In London at the majestic National Theatre (one of my favorite theaters in the world) following a world premiere in Galway in July 2014, Walsh’s play was produced to great acclaim starring the enigmatic Cillian Murphy (Golden Globe winner for 2005’s “Breakfast on Pluto“) as “1”, Murfi as “2”, and as “3”, the elegantly dressed Stephen Rea (nominated for an Academy Award for 1992’s “The Crying Game“). The production was a critic hit, wowing the audiences with its open ended outlook on human existence. In this production, brought over to Brooklyn by Landmark Productions and The Galway International Arts Festival, having “3” played sveltely by the Lady Gaga-look alike, Fouéré is a revelation, one can’t imagine Rea doing anything as electrifying in the part. She’s thoroughly captivating in her storytelling and interactions with these two nervous men. Her performance is a masterpiece of hypnotic conception wrapped in a fashionable trench coat and topped with white platinum long hair. It should not be missed.
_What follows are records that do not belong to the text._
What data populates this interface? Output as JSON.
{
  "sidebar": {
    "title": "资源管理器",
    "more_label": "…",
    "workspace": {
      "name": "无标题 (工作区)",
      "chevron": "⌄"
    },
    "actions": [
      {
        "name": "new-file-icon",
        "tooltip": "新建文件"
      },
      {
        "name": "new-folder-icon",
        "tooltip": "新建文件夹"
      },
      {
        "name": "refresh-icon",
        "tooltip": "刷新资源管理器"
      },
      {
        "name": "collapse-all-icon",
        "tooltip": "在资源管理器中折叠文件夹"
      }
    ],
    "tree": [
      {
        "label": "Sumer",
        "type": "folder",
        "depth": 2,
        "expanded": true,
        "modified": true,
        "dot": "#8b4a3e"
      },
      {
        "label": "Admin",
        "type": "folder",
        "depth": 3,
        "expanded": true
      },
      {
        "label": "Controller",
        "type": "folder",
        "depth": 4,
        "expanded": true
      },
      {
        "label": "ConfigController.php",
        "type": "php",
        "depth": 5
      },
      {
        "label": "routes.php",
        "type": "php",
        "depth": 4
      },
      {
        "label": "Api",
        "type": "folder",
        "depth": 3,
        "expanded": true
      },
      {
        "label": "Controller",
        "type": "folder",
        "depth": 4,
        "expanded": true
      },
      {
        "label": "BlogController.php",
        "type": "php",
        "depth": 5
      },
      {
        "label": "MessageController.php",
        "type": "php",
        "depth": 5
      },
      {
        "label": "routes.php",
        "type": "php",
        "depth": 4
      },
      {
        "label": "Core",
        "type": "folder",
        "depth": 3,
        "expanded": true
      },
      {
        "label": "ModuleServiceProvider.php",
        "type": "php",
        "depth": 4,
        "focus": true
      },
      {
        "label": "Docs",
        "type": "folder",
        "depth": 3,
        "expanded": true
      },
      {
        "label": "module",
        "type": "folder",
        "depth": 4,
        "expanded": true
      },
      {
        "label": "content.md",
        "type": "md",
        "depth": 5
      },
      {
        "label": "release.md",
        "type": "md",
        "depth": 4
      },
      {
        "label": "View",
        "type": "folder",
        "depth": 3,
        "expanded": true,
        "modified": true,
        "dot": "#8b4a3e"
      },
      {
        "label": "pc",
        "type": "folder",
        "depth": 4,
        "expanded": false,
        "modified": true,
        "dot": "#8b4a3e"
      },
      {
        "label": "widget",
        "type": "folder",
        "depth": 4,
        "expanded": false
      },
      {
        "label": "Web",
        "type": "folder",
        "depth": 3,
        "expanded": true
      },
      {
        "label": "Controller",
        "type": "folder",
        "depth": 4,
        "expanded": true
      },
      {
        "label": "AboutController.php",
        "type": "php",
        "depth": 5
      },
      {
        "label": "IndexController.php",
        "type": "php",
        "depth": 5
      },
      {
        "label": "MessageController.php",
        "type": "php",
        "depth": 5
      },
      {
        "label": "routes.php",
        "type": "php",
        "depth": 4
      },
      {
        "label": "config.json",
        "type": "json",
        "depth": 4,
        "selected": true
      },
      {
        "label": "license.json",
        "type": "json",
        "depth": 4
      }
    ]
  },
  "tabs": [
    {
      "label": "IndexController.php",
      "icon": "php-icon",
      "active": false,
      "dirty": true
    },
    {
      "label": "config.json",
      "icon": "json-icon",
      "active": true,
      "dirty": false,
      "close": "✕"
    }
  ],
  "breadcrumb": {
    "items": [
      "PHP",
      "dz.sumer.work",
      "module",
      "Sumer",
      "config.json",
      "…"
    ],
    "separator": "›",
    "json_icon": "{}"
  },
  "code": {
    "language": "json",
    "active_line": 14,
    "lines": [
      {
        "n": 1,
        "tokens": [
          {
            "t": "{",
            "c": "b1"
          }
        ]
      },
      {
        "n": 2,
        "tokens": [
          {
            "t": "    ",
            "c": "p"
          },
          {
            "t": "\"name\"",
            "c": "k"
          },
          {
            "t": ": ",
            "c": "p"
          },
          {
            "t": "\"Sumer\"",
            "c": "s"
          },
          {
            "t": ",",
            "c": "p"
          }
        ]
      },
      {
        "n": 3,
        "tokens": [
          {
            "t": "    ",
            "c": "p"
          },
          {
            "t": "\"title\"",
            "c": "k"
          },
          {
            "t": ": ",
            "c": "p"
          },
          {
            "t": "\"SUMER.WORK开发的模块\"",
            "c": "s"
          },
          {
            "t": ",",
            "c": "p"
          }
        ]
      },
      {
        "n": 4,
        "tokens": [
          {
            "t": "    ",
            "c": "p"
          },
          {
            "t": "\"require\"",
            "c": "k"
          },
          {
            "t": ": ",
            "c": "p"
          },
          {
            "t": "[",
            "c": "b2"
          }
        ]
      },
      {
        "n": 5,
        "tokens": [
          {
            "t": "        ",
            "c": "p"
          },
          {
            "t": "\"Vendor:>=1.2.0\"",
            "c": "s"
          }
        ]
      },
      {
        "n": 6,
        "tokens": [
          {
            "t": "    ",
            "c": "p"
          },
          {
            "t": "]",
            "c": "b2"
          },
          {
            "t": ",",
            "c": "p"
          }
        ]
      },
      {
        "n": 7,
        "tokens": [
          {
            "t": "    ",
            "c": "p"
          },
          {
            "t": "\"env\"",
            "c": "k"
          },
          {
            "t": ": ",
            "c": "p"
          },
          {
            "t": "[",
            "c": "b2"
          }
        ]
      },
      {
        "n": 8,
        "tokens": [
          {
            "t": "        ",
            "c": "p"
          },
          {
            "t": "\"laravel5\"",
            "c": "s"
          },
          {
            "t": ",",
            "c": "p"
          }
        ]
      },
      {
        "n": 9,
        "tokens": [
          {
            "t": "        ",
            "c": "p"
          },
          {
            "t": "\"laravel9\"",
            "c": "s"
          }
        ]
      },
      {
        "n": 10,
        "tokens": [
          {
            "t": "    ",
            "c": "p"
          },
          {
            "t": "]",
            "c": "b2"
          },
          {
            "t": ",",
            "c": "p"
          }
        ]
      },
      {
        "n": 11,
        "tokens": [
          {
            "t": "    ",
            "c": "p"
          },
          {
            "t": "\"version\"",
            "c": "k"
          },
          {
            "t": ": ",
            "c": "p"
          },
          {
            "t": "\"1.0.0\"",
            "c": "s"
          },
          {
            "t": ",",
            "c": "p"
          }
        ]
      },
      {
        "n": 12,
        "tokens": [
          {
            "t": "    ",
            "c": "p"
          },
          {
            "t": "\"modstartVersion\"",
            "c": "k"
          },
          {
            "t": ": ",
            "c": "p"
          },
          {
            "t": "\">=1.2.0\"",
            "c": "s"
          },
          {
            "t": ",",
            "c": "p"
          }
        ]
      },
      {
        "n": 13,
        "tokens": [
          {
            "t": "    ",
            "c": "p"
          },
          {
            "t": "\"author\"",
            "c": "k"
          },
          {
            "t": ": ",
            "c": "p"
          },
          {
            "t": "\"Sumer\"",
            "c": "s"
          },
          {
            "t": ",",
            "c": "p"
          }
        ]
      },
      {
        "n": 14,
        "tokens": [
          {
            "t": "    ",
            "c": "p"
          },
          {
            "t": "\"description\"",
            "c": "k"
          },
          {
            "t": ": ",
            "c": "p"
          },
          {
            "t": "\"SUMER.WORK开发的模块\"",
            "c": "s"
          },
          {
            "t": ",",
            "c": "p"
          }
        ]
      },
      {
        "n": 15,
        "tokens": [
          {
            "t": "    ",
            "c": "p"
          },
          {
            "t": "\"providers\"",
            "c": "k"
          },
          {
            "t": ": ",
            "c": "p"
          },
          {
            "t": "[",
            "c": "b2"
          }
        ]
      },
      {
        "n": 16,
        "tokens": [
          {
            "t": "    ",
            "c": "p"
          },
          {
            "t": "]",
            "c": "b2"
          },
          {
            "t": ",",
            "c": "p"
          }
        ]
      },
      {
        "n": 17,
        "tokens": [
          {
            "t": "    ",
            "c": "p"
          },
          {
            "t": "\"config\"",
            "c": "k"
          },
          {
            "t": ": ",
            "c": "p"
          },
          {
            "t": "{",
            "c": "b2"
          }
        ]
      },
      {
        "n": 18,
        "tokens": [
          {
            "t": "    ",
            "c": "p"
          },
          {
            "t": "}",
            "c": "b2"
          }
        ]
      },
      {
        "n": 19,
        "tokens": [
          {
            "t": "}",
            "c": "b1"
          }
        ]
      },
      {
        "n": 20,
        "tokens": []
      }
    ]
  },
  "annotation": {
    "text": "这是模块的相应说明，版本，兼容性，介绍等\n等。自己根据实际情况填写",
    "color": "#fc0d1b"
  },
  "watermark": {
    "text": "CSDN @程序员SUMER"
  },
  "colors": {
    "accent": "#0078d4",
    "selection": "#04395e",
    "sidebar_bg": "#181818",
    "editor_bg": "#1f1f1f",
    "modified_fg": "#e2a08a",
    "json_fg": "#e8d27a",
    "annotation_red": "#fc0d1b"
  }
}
This incredibly well staged production brings to mind the classic absurdism of the powerful and dark Waiting For Godot. It tantalizes with its abstract creationism and vagueness. It’s powerfully bleak while being wrapped in humoristic scenarios crafted with sad and comic intensity. I have always found that I struggle sometimes to give myself over to abstract theoretical plays that are heavy on concept without finding a way to connect to our inner humanity, like Richard Maxwell’s Good Samaritans. But Walsh has found the best of both worlds, puzzling our head, while also engaging our hearts. That final visual is so wrought with a complexity of ideas while being, most importantly, solid and devastating in its emotional attachment. So tell me, even as our souls are pulled in numerous confusing directions, who wouldn’t want to visit Ballyturk to see and try to figure this outrageous puzzle out all by themselves?